AkhlaqArtikelTuntunan

MENJADI USTADZ USTADZAH AI

Ketika Dakwah Masuk ke Dunia Avatar, Suara Sintetis, dan Video Generatif

Fenomena ustadzah Nia Hajar AI, viral dan menuai kontroversi! Apakah dalam videonya ada kesalahan? Apakah tidak boleh 100%? Apakah ada manfaatnya? Adakah mudharatnya? Jawabnya” “Tidak otomatis”.

Coba buka TikTok atau YouTube Shorts. Di antara video resep, berita, dan hiburan, kita mungkin menemukan “ustadz” atau “ustadzah” yang tampil sangat rapi. Wajahnya tenang, suaranya lembut, latar masjidnya indah, dan nasihatnya selesai dalam satu menit. Sekilas tidak ada yang aneh. Namun setelah diperhatikan, gerak bibirnya terlalu mulus, intonasinya terasa datar, atau wajahnya seperti tidak pernah berkedip. Bisa jadi sosok itu bukan manusia yang sedang berceramah, melainkan avatar yang dibuat dengan kecerdasan buatan.

Fenomena ini semakin mudah dijumpai karena membuat video AI kini tidak lagi membutuhkan studio mahal. Seseorang dapat menulis naskah dengan chatbot, membuat wajah virtual, memilih suara sintetis, menambahkan gerak tubuh, lalu mengunggahnya dalam waktu singkat. Hasilnya bisa menarik, bahkan tampak lebih rapi daripada rekaman ceramah biasa. Di sinilah muncul istilah yang menggelitik: “ustadz AI” atau “ustadzah AI”.

Ustadzah Nia Hajar AI

Teknologi pada dasarnya adalah alat.

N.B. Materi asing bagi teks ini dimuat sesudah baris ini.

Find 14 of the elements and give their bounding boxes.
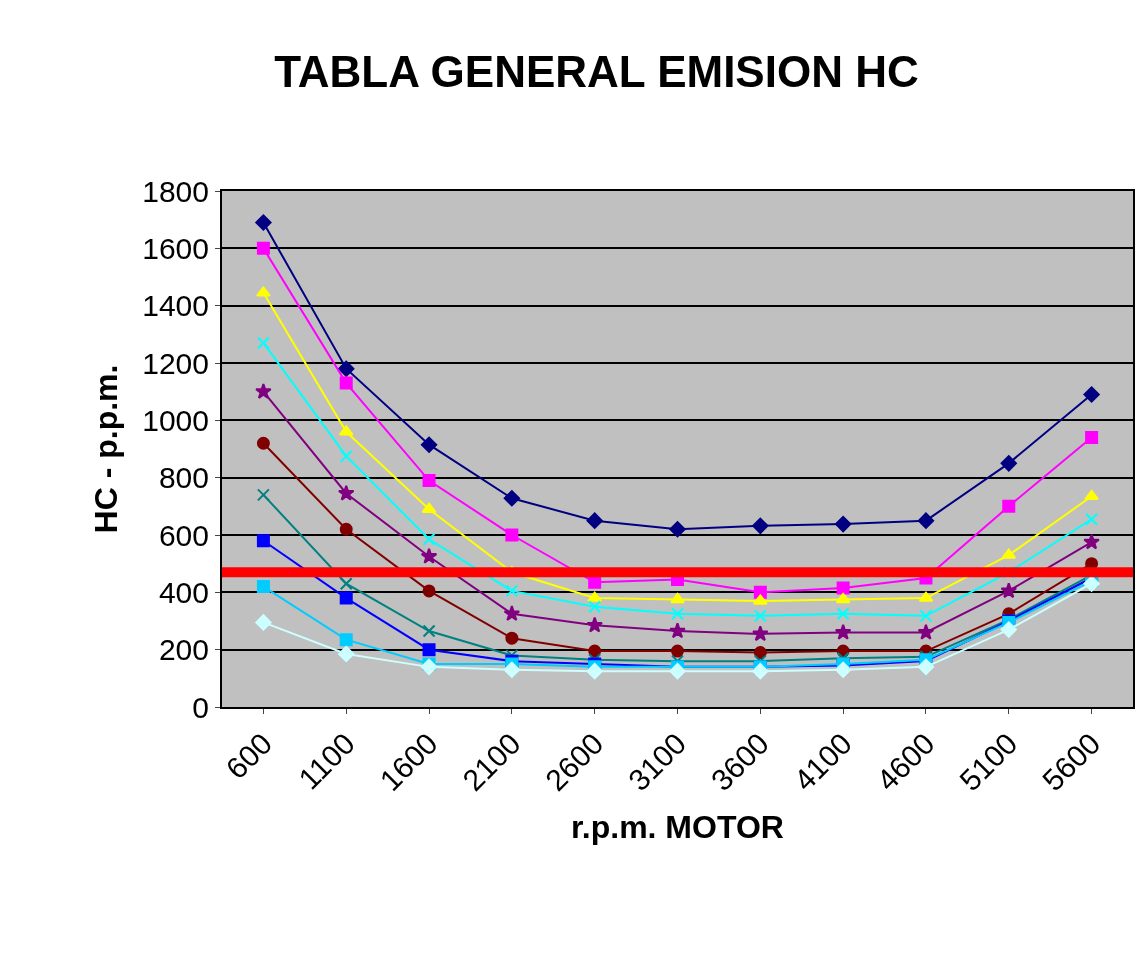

Kamera, mikrofon, pengeras suara, radio, televisi, dan media sosial juga pernah dianggap baru dalam dunia dakwah. Kini semuanya sudah menjadi bagian dari kegiatan menyampaikan pesan Islam. AI pun dapat menjadi wasilah yang berguna: membantu membuat subtitle, menerjemahkan ceramah, menyederhanakan bahasa, menyiapkan ilustrasi, memperbaiki kualitas suara, atau menghadirkan materi bagi orang yang sulit mengakses kajian langsung.

Masalahnya bukan semata-mata pada gambar buatan atau suara sintetis. Masalah muncul ketika penonton tidak diberi tahu bahwa sosok tersebut adalah hasil AI, ketika dalil disampaikan tanpa pemeriksaan, atau ketika avatar digital berbicara seolah-olah memiliki ilmu dan kewenangan agama. Sorban dapat dibuat oleh aplikasi, tetapi ilmu, sanad, adab, dan tanggung jawab tidak dapat dirender dalam beberapa klik.

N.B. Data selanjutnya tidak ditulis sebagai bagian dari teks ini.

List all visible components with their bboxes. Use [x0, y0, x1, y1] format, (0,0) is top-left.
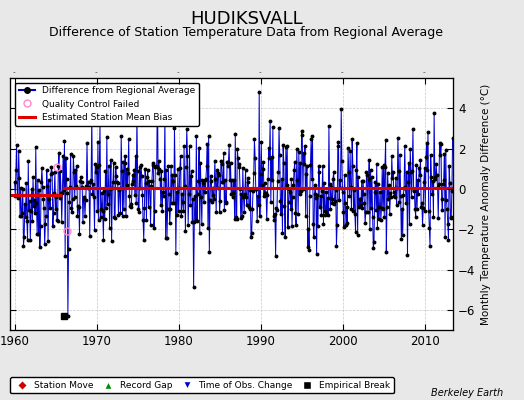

AI Bisa Membantu Dakwah, tetapi Tidak Menjadi Ulama

AI mampu menyusun kalimat yang terdengar meyakinkan. Ia dapat menjelaskan ayat, merangkum kitab, menulis naskah khutbah, dan menjawab pertanyaan fikih. Namun kemampuan menghasilkan bahasa yang bagus tidak sama dengan memahami agama. AI tidak memiliki iman, niat, pengalaman ibadah, guru, sanad keilmuan, atau tanggung jawab di hadapan Allah. Ia bekerja dengan mengenali pola dari data, lalu menyusun jawaban yang diperkirakan paling sesuai.

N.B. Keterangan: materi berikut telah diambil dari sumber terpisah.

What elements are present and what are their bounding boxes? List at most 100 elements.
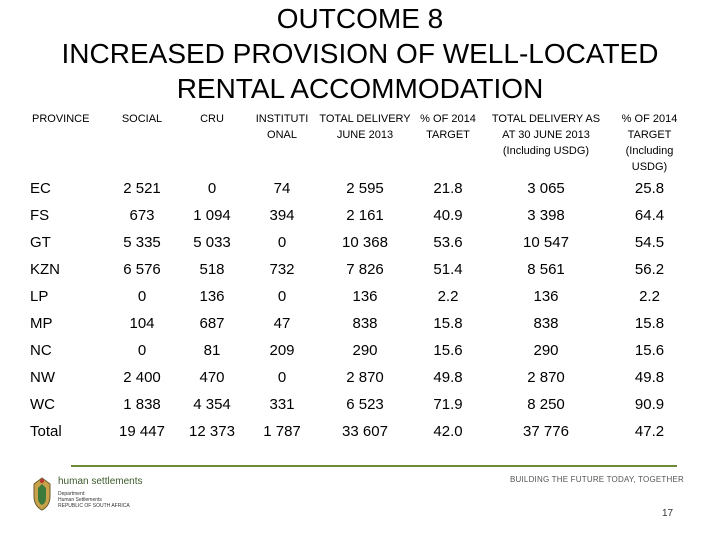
value-cell: 8 250 xyxy=(527,396,565,413)
province-cell: MP xyxy=(30,315,53,332)
value-cell: 2.2 xyxy=(437,288,459,305)
value-cell: 49.8 xyxy=(634,369,665,386)
value-cell: 4 354 xyxy=(193,396,231,413)
value-cell: 2 870 xyxy=(527,369,565,386)
value-cell: 0 xyxy=(277,369,287,386)
value-cell: 15.6 xyxy=(634,342,665,359)
value-cell: 15.6 xyxy=(433,342,463,359)
tagline: BUILDING THE FUTURE TODAY, TOGETHER xyxy=(510,475,684,484)
value-cell: 838 xyxy=(533,315,559,332)
value-cell: 51.4 xyxy=(433,261,463,278)
table-row: WC 1 838 4 354 331 6 523 71.9 8 250 90.9 xyxy=(30,391,690,418)
value-cell: 37 776 xyxy=(523,423,569,440)
value-cell: 1 094 xyxy=(193,207,231,224)
value-cell: 136 xyxy=(352,288,378,305)
value-cell: 74 xyxy=(273,180,291,197)
province-cell: WC xyxy=(30,396,55,413)
coat-of-arms-icon xyxy=(33,477,51,511)
value-cell: 394 xyxy=(269,207,295,224)
value-cell: 21.8 xyxy=(433,180,463,197)
province-cell: GT xyxy=(30,234,51,251)
header-total-delivery: TOTAL DELIVERY JUNE 2013 xyxy=(319,113,411,141)
value-cell: 42.0 xyxy=(433,423,463,440)
value-cell: 56.2 xyxy=(634,261,665,278)
value-cell: 25.8 xyxy=(634,180,665,197)
province-cell: KZN xyxy=(30,261,60,278)
value-cell: 331 xyxy=(269,396,295,413)
value-cell: 838 xyxy=(352,315,378,332)
province-cell: EC xyxy=(30,180,51,197)
table-row: MP 104 687 47 838 15.8 838 15.8 xyxy=(30,310,690,337)
value-cell: 2 400 xyxy=(123,369,161,386)
province-cell: NW xyxy=(30,369,55,386)
header-institutional: INSTITUTI ONAL xyxy=(255,113,309,141)
value-cell: 10 368 xyxy=(342,234,388,251)
department-sub-3: REPUBLIC OF SOUTH AFRICA xyxy=(58,503,130,509)
value-cell: 15.8 xyxy=(433,315,463,332)
value-cell: 90.9 xyxy=(634,396,665,413)
table-row: NC 0 81 209 290 15.6 290 15.6 xyxy=(30,337,690,364)
value-cell: 71.9 xyxy=(433,396,463,413)
department-sub-2: Human Settlements xyxy=(58,497,102,503)
header-social: SOCIAL xyxy=(121,113,163,125)
department-sub-1: Department: xyxy=(58,491,86,497)
value-cell: 136 xyxy=(199,288,225,305)
value-cell: 49.8 xyxy=(433,369,463,386)
value-cell: 1 787 xyxy=(263,423,301,440)
value-cell: 2 161 xyxy=(346,207,384,224)
department-logo: human settlements Department: Human Sett… xyxy=(30,476,150,512)
province-cell: FS xyxy=(30,207,50,224)
value-cell: 470 xyxy=(199,369,225,386)
value-cell: 209 xyxy=(269,342,295,359)
table-row: GT 5 335 5 033 0 10 368 53.6 10 547 54.5 xyxy=(30,229,690,256)
value-cell: 47.2 xyxy=(634,423,665,440)
value-cell: 5 335 xyxy=(123,234,161,251)
value-cell: 136 xyxy=(533,288,559,305)
value-cell: 6 523 xyxy=(346,396,384,413)
value-cell: 0 xyxy=(137,288,147,305)
value-cell: 7 826 xyxy=(346,261,384,278)
header-row: PROVINCE SOCIAL CRU INSTITUTI ONAL TOTAL… xyxy=(30,104,690,175)
value-cell: 15.8 xyxy=(634,315,665,332)
value-cell: 54.5 xyxy=(634,234,665,251)
value-cell: 2.2 xyxy=(639,288,660,305)
province-cell: Total xyxy=(30,423,62,440)
value-cell: 290 xyxy=(352,342,378,359)
title-line-3: RENTAL ACCOMMODATION xyxy=(176,73,544,104)
value-cell: 33 607 xyxy=(342,423,388,440)
value-cell: 687 xyxy=(199,315,225,332)
value-cell: 0 xyxy=(137,342,147,359)
value-cell: 0 xyxy=(207,180,217,197)
value-cell: 5 033 xyxy=(193,234,231,251)
value-cell: 2 595 xyxy=(346,180,384,197)
page-number: 17 xyxy=(662,508,674,519)
department-name: human settlements xyxy=(58,476,143,487)
value-cell: 0 xyxy=(277,234,287,251)
value-cell: 732 xyxy=(269,261,295,278)
value-cell: 673 xyxy=(129,207,155,224)
header-total-delivery-usdg: TOTAL DELIVERY AS AT 30 JUNE 2013 (Inclu… xyxy=(491,113,601,157)
value-cell: 2 870 xyxy=(346,369,384,386)
province-cell: LP xyxy=(30,288,49,305)
table-row: LP 0 136 0 136 2.2 136 2.2 xyxy=(30,283,690,310)
table-row: NW 2 400 470 0 2 870 49.8 2 870 49.8 xyxy=(30,364,690,391)
value-cell: 518 xyxy=(199,261,225,278)
value-cell: 1 838 xyxy=(123,396,161,413)
value-cell: 2 521 xyxy=(123,180,161,197)
value-cell: 64.4 xyxy=(634,207,665,224)
title-line-1: OUTCOME 8 xyxy=(276,3,444,34)
table-row: KZN 6 576 518 732 7 826 51.4 8 561 56.2 xyxy=(30,256,690,283)
title-line-2: INCREASED PROVISION OF WELL-LOCATED xyxy=(61,38,659,69)
value-cell: 12 373 xyxy=(189,423,235,440)
header-pct-target: % OF 2014 TARGET xyxy=(420,113,476,141)
value-cell: 19 447 xyxy=(119,423,165,440)
value-cell: 290 xyxy=(533,342,559,359)
table-row: FS 673 1 094 394 2 161 40.9 3 398 64.4 xyxy=(30,202,690,229)
value-cell: 10 547 xyxy=(523,234,569,251)
value-cell: 104 xyxy=(129,315,155,332)
header-pct-target-usdg: % OF 2014 TARGET (Including USDG) xyxy=(621,113,678,173)
accent-divider xyxy=(71,465,677,467)
header-province: PROVINCE xyxy=(32,113,90,125)
value-cell: 0 xyxy=(277,288,287,305)
value-cell: 40.9 xyxy=(433,207,463,224)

Karena itu, AI dapat berperan sebagai asisten, tetapi bukan sebagai mufti. Ia dapat membantu mencari calon sumber, tetapi tidak boleh menjadi penentu akhir benar-salahnya sebuah hukum. Ia dapat membuat kerangka ceramah, tetapi dai manusialah yang harus memeriksa dalil, memahami konteks, menimbang dampak, dan mempertanggungjawabkan pesan yang disampaikan.

Al-Qur’an mengingatkan, “Janganlah kamu mengikuti sesuatu yang tidak kamu ketahui” (QS. Al-Isra’ [17]: 36). Ayat ini terasa sangat dekat dengan kebiasaan kita di media sosial. Jangan langsung percaya hanya karena videonya terlihat Islami. Jangan langsung membagikan hanya karena suaranya menyentuh. Jangan menganggap sebuah kutipan benar hanya karena di layar tertulis “HR. Bukhari” atau nama seorang ulama. Penampilan dapat dibuat; kebenaran tetap harus diperiksa.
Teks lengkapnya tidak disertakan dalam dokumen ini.